Tax-loss harvesting. This is something you can only do in a non-registered account. If one of your investments drops in value and you sell at a loss, you can use that loss to offset capital gains from other investments. It’s a real tool for managing your tax bill, and it doesn’t exist inside registered accounts. (I go into detail on this in the after maxing registered accounts guide.)

Flexibility for life changes. Saving for a down payment? Building an emergency fund beyond what you want in cash? Planning a sabbatical? The non-registered account works for all of it because there are no rules about what the money is “for.”

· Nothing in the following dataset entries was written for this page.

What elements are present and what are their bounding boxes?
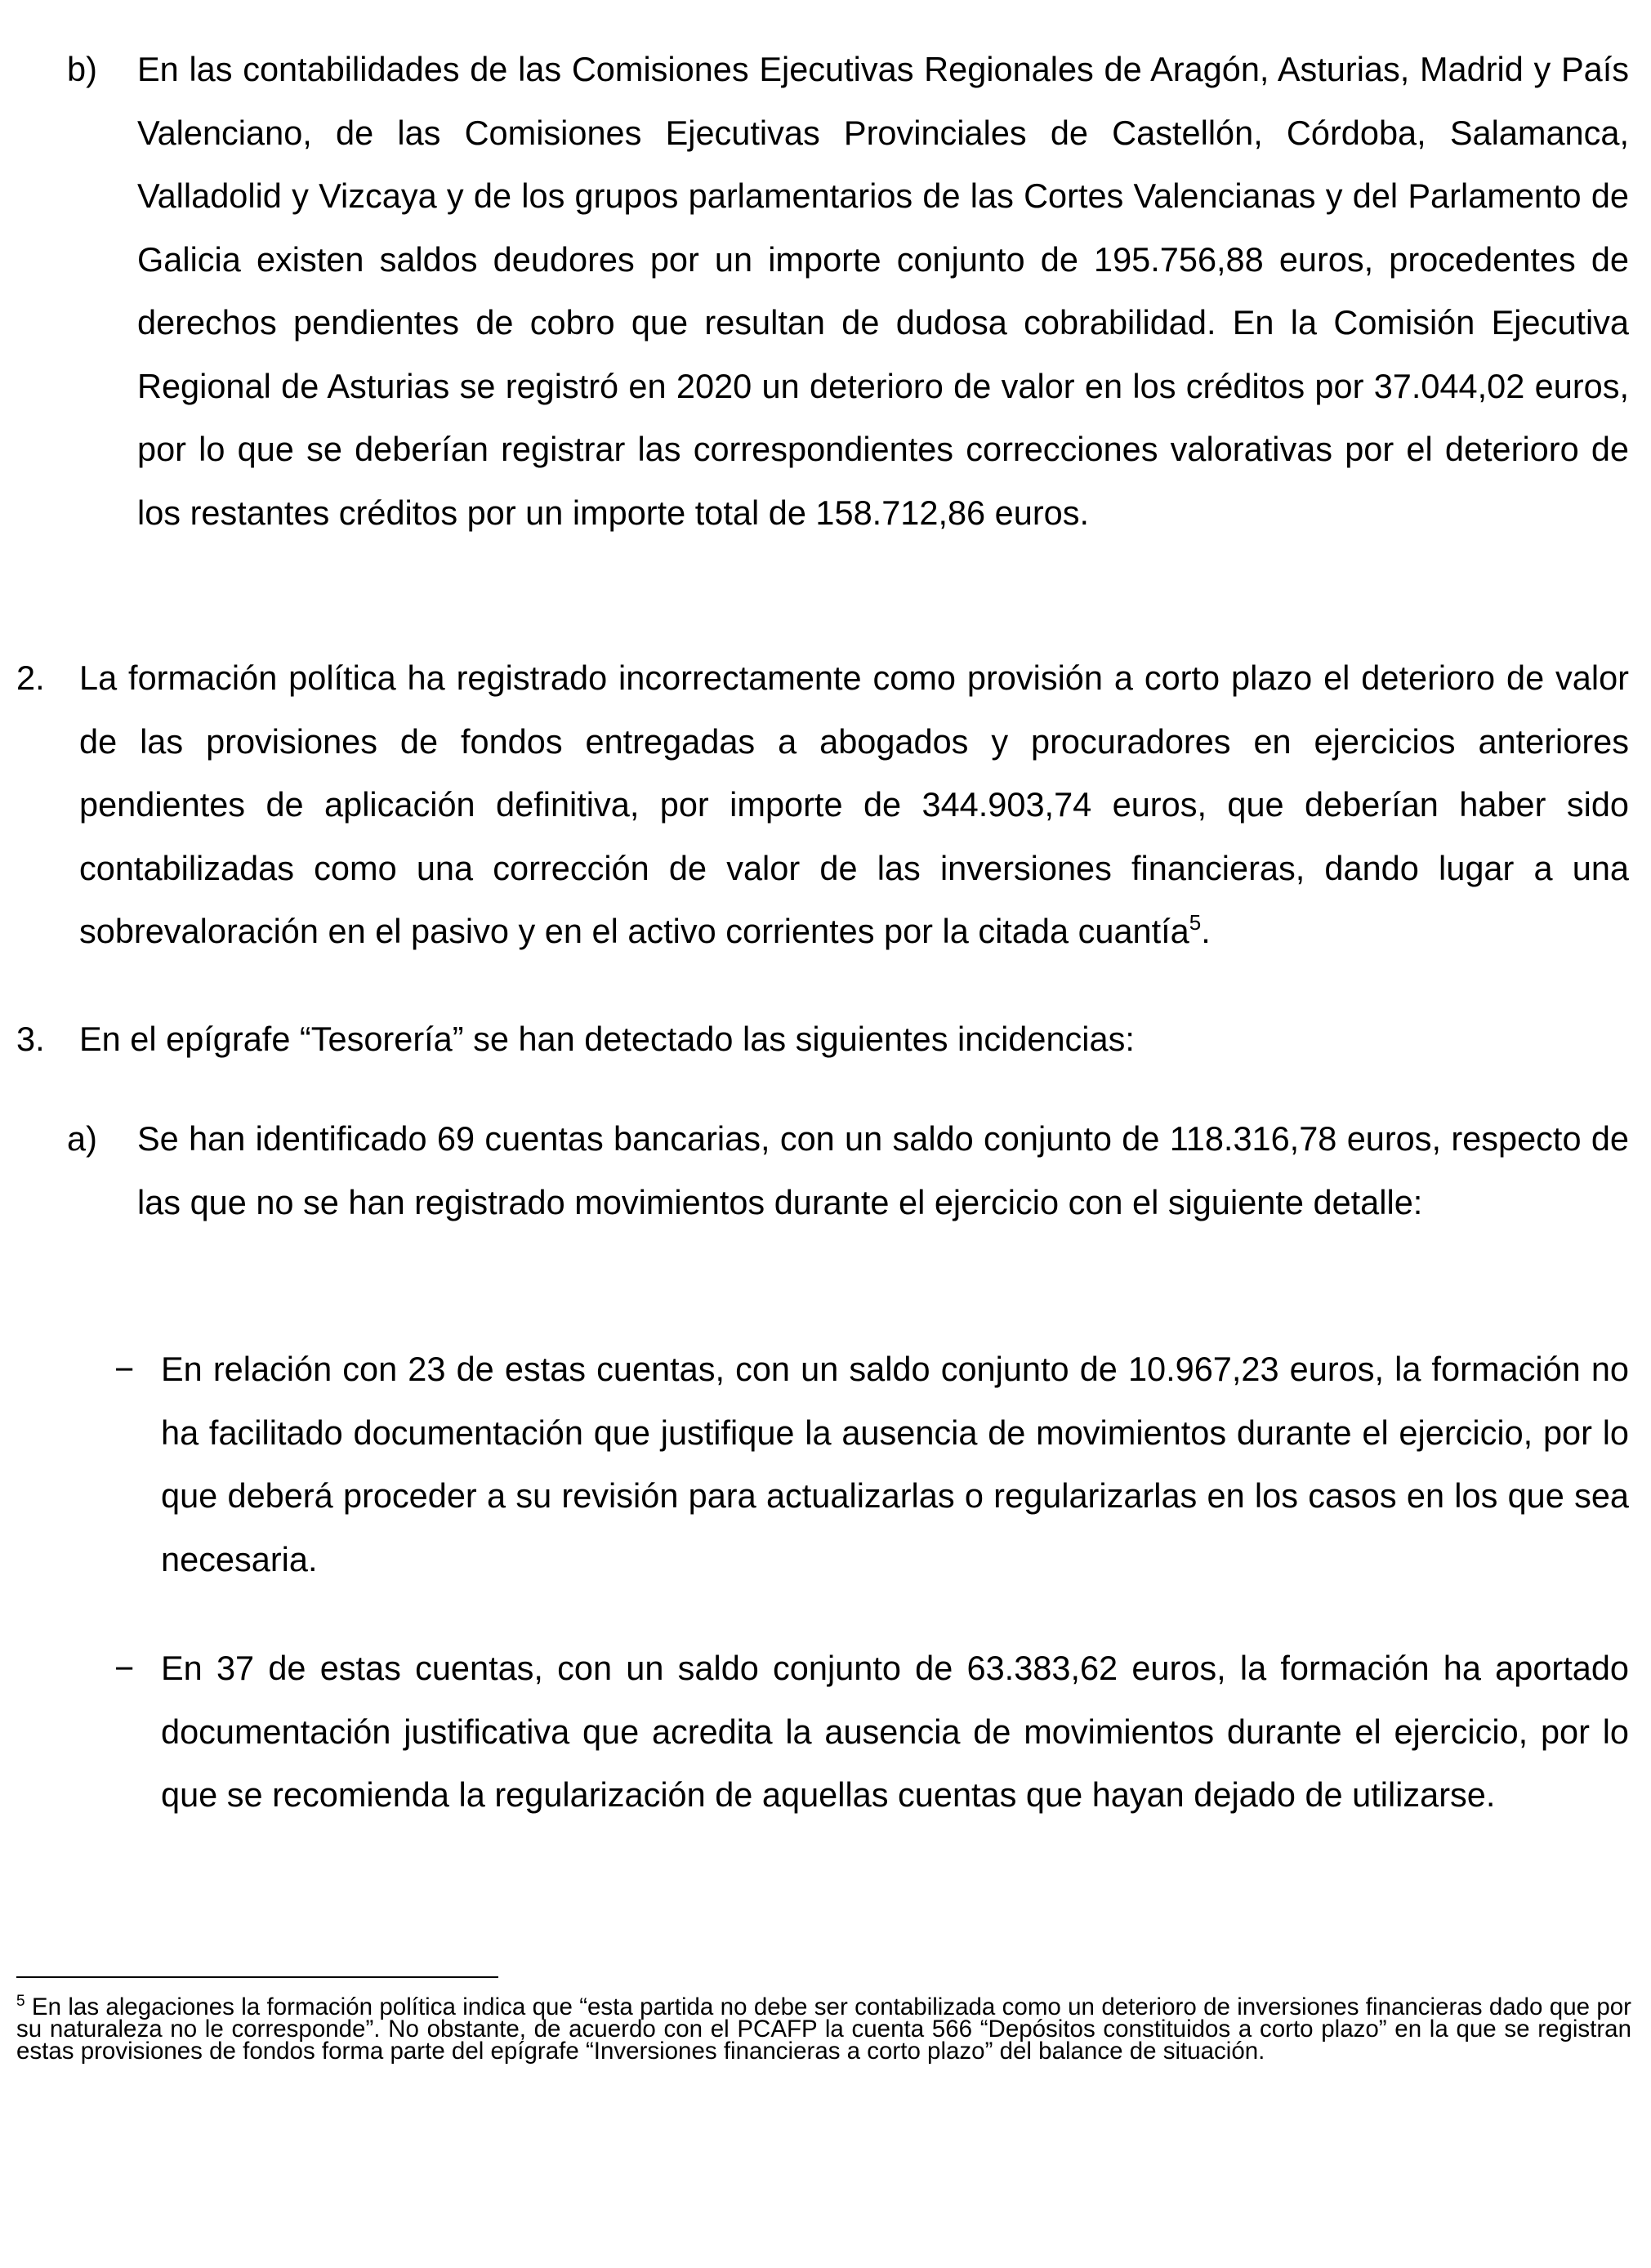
dash-1-marker: − xyxy=(114,1350,135,1388)
footnote-separator xyxy=(16,1976,498,1978)
item-2-end: . xyxy=(1201,912,1211,950)
item-2-marker: 2. xyxy=(16,659,45,697)
item-3-marker: 3. xyxy=(16,1020,45,1058)
dash-1-paragraph: En relación con 23 de estas cuentas, con un saldo conjunto de 10.967,23 euros, la formación no ha facilitado documentación que justifique la ausencia de movimientos durante el ejercicio, por lo que deberá proceder a su revisión para actualizarlas o regularizarlas en los casos en los que sea necesaria. xyxy=(161,1350,1629,1578)
item-3-paragraph: En el epígrafe “Tesorería” se han detectado las siguientes incidencias: xyxy=(79,1020,1135,1058)
item-3a-paragraph: Se han identificado 69 cuentas bancarias, con un saldo conjunto de 118.316,78 euros, respecto de las que no se han registrado movimientos durante el ejercicio con el siguiente detalle: xyxy=(137,1119,1629,1221)
footnote-number: 5 xyxy=(16,1993,25,2010)
item-2-text: La formación política ha registrado incorrectamente como provisión a corto plazo el deterioro de valor de las provisiones de fondos entregadas a abogados y procuradores en ejercicios anteriores pendientes de aplicación definitiva, por importe de 344.903,74 euros, que deberían haber sido contabilizadas como una corrección de valor de las inversiones financieras, dando lugar a una sobrevaloración en el pasivo y en el activo corrientes por la citada cuantía xyxy=(79,659,1629,950)
dash-2-paragraph: En 37 de estas cuentas, con un saldo conjunto de 63.383,62 euros, la formación ha aportado documentación justificativa que acredita la ausencia de movimientos durante el ejercicio, por lo que se recomienda la regularización de aquellas cuentas que hayan dejado de utilizarse. xyxy=(161,1649,1629,1814)
footnote-text: En las alegaciones la formación política indica que “esta partida no debe ser contabilizada como un deterioro de inversiones financieras dado que por su naturaleza no le corresponde”. No obstante, de acuerdo con el PCAFP la cuenta 566 “Depósitos constituidos a corto plazo” en la que se registran estas provisiones de fondos forma parte del epígrafe “Inversiones financieras a corto plazo” del balance de situación. xyxy=(16,1993,1631,2065)
footnote-reference: 5 xyxy=(1189,910,1202,935)
dash-2-marker: − xyxy=(114,1649,135,1687)
item-b-marker: b) xyxy=(67,50,97,88)
item-b-paragraph: En las contabilidades de las Comisiones Ejecutivas Regionales de Aragón, Asturias, Madrid y País Valenciano, de las Comisiones Ejecutivas Provinciales de Castellón, Córdoba, Salamanca, Valladolid y Vizcaya y de los grupos parlamentarios de las Cortes Valencianas y del Parlamento de Galicia existen saldos deudores por un importe conjunto de 195.756,88 euros, procedentes de derechos pendientes de cobro que resultan de dudosa cobrabilidad. En la Comisión Ejecutiva Regional de Asturias se registró en 2020 un deterioro de valor en los créditos por 37.044,02 euros, por lo que se deberían registrar las correspondientes correcciones valorativas por el deterioro de los restantes créditos por un importe total de 158.712,86 euros. xyxy=(137,50,1629,532)
item-2-paragraph xyxy=(79,646,1629,963)
footnote xyxy=(16,1993,1631,2065)
item-3a-marker: a) xyxy=(67,1119,97,1158)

The account nobody teaches you about

Looking back, the non-registered account was always the answer to a question I didn’t know I had. Every guide, every Reddit thread, every “how to start investing” article spent all their time on TFSAs and RRSPs. Fair enough. Those should come first for most people. But nobody ever said, “and here’s the account you’ll use for the rest of your investing life.” It was always treated as an afterthought.

The truth is, if you keep investing over time, the non-registered account is where most of your wealth will eventually live. Your TFSA has a ceiling. Your RRSP has a ceiling. The non-registered account has no ceiling. Understanding how it works, and how to be smart about what you hold inside it, is one of the most useful things you can learn as a Canadian investor.